Thema Justiz und Inneres: Der 11. September vergangenen
Jahres zeigte mit aller Deutlichkeit, dass Sicherheit an
keinen Landesgrenzen Halt machen darf. Der Ruf wurde laut
nach einem europaweit abgestimmten Vorgehen gegen den
international agierenden Terrorismus und
grenzüberschreitende Kriminalität. Die Diskussion
verdichtete sich insbesondere auf die Einführung eines
Europäischen Haftbefehls, den letztlich die spanische
Ratspräsidentschaft erfolgreich auf den Weg bringen konnte.
Doch angesichts neuer internationaler Bedrohungsszenarien
besteht hier nach wie vor weitergehender Handlungsbedarf!

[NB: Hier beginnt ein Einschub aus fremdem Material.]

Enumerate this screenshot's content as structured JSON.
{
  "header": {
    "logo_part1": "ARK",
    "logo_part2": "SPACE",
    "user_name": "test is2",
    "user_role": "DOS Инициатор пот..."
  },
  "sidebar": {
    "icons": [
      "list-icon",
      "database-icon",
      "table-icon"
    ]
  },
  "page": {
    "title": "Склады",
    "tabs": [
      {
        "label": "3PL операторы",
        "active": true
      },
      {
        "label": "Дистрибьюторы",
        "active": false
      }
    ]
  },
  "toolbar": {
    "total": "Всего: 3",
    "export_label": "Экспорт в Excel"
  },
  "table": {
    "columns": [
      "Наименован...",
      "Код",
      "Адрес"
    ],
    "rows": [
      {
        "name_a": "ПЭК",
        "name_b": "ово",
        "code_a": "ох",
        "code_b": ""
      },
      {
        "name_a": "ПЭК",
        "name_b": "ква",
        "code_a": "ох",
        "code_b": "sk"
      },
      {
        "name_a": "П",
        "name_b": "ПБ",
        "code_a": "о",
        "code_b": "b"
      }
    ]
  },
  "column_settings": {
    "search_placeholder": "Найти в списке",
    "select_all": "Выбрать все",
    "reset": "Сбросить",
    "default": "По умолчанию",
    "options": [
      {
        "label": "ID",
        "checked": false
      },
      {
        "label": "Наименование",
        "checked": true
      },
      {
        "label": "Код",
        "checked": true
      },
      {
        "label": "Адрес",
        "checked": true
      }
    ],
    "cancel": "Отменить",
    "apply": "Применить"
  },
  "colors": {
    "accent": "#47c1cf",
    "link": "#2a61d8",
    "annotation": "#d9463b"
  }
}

Fazit: Diese Themenliste ließe sich noch beliebig
erweitern, doch handelt es sich bei der hier vorgenommenen
Auswahl sicher um die neuralgischsten Punkte der
unmittelbaren Zukunft. Dass die Politik hierzu beharrlich
schweigt, sollte nicht nur verwundern, es sollte vielmehr
aufregen. Wenn regelmäßig auf europäischen Gipfeltreffen
von "Bürgernähe" die Rede ist, sollten dem auch Taten
folgen. Die Wahl zum deutschen Bundestag ist nach wie vor
der bedeutendste Akt demokratischer Beteiligung der
Bevölkerung. Europa hätte es somit verdient, fester
Bestandteil dieser politischen Auseinandersetzung zu
werden, und die Politik täte gut daran, dementsprechend zu
handeln. Auch in ihrem eigenen Sinne!